Mitchell_Porter comments on Imagine a world where minds run on physics - Less Wrong

12 Post author: cousin_it 31 October 2010 07:09PM

You are viewing a comment permalink. View the original post to see all comments and the full post content.

Comments (29)

You are viewing a single comment's thread.

Comment author: Mitchell_Porter 01 November 2010 02:40:20AM 2 points [-]

Some cognitive architectures intrinsically exhibit instability of values (e.g. those where goals compete stochastically for priority), but Omohundro's drive to protect the utility function from modification should prevent a self-modifying AI with a stable architecture from adopting an architecture that is knowably or even possibly unstable.

However, the human cognitive architecture certainly looks to have value instability, and so this will be a problem for any attempt to codify a fixed human-friendly utility function by renormalizing the existing unstable architecture. Omohundro's drive won't automatically work here since the starting point isn't stable.
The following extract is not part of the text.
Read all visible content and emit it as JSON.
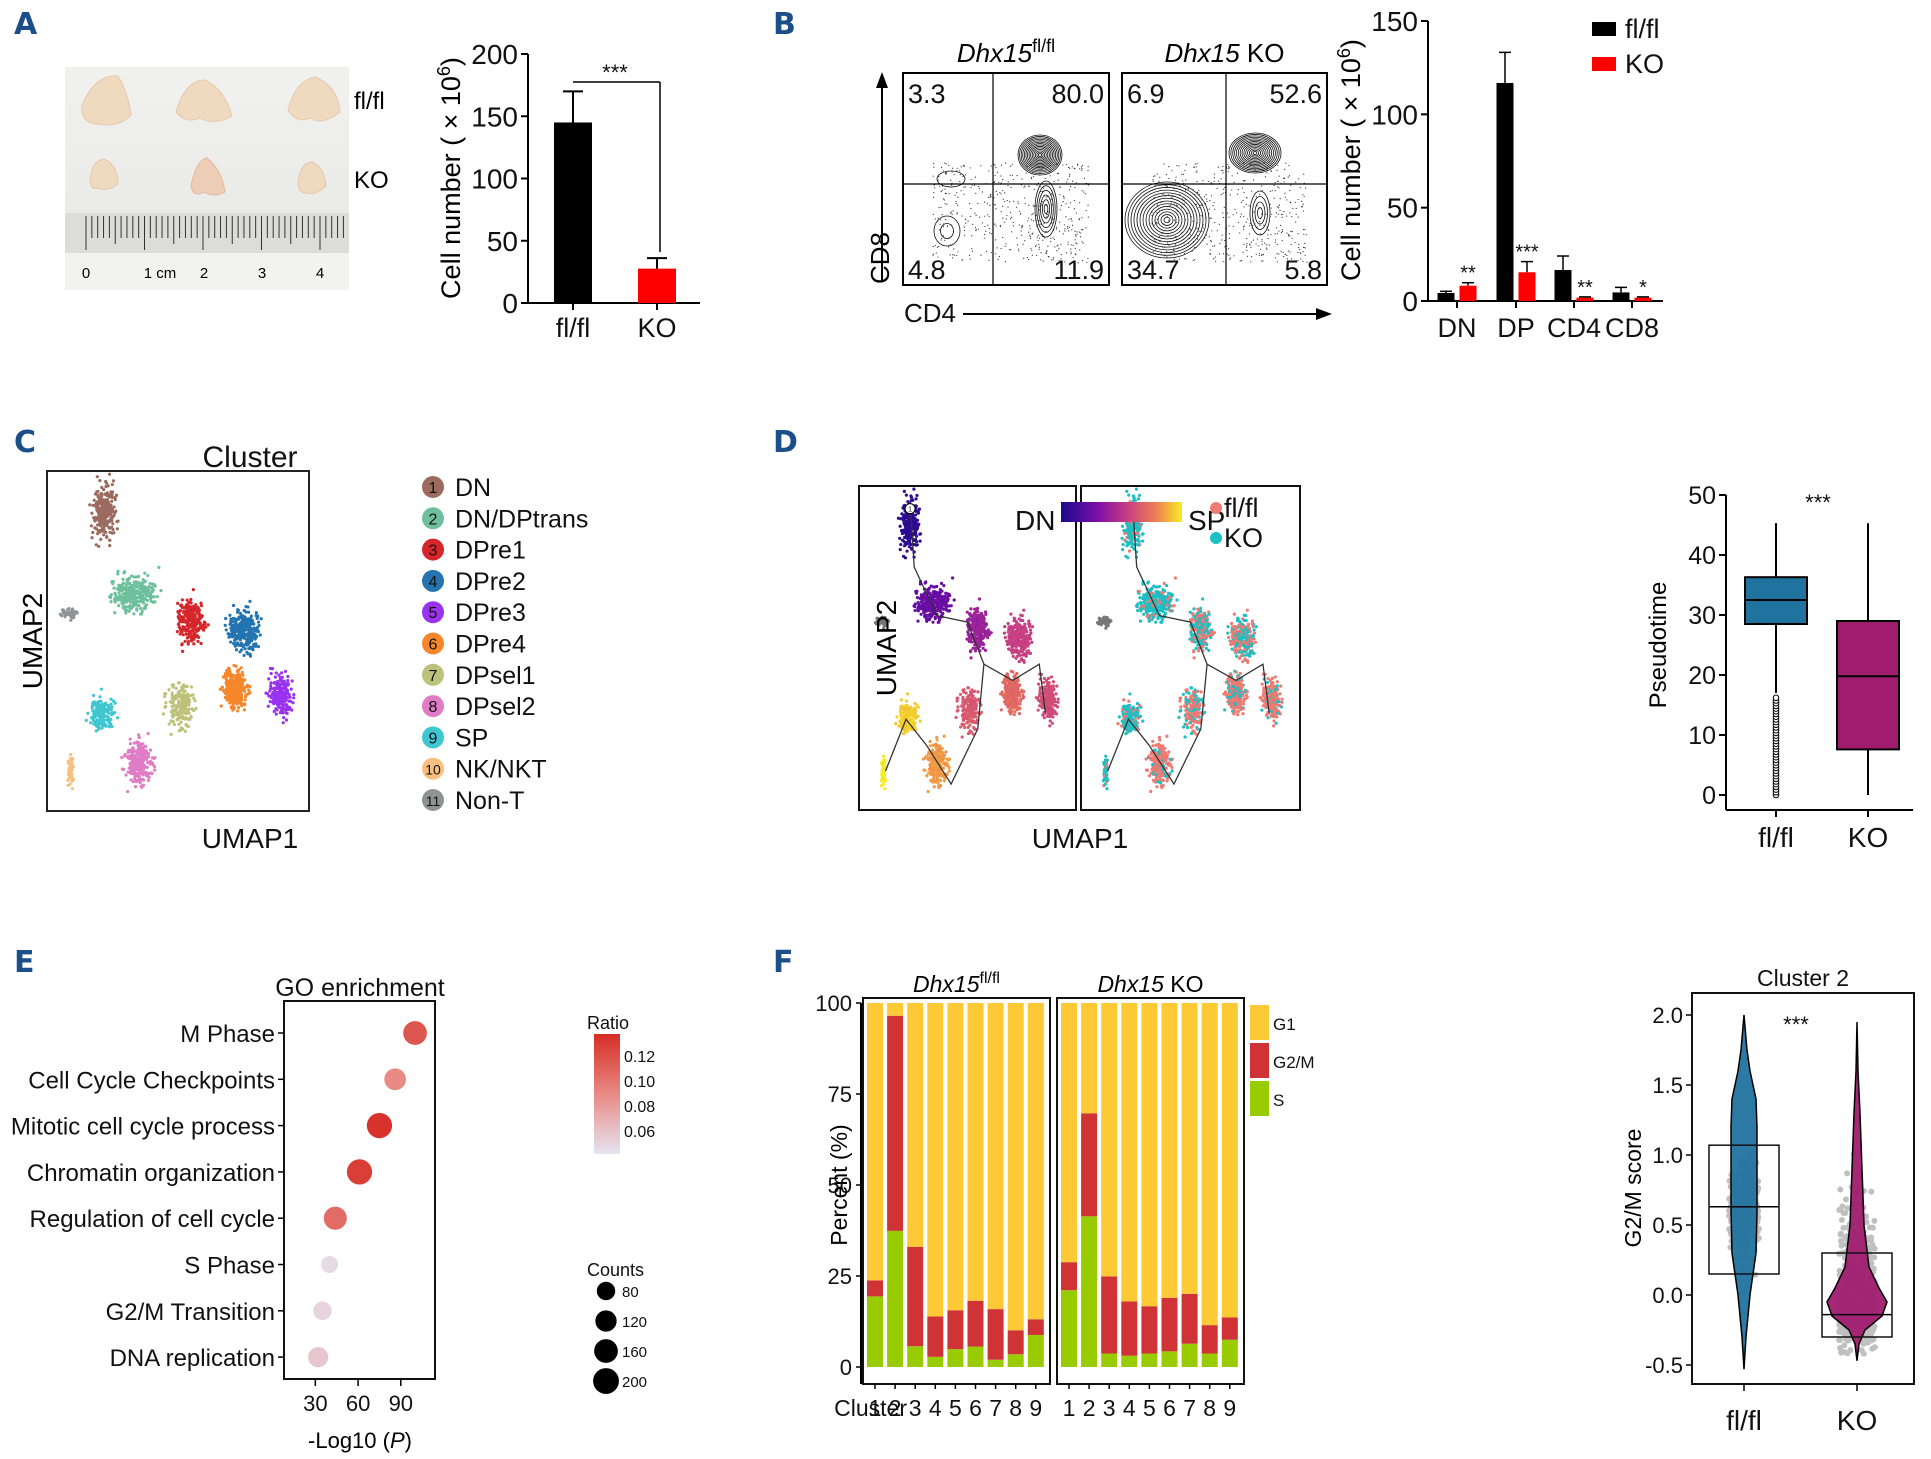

It's also very possible that there's more than one reflectively stable equilibrium that can be obtained starting from the human decision architecture, because of its stochastic or context-dependent aspects.

Comment author: cousin_it 01 November 2010 10:09:26AM *  0 points [-]

Omohundro's drive to protect the utility function from modification

The machines in my post have no such drive coded in, and this isn't a problem. Just having a utility function over universes works out fine: if there's an action that makes the universe end up in the desired state, the computer will find it and do it. If there's uncertainty about possible interference, it will be taken into account.

Comment author: Mitchell_Porter 02 November 2010 01:36:50AM 2 points [-]

Omohundro's drives are emergent behaviors expected in any sufficiently advanced intelligence, not something that gets coded in at the beginning.

Comment author: cousin_it 02 November 2010 09:33:36AM 0 points [-]

Oh. Thanks.

Comment author: Vladimir_Nesov 02 November 2010 09:55:18AM 1 point [-]

There is also nothing to say that the eventual stable preference will have anything to do with the initial one, while the post argued about the initial utility. In this sense, Omohundro's argument is not relevant.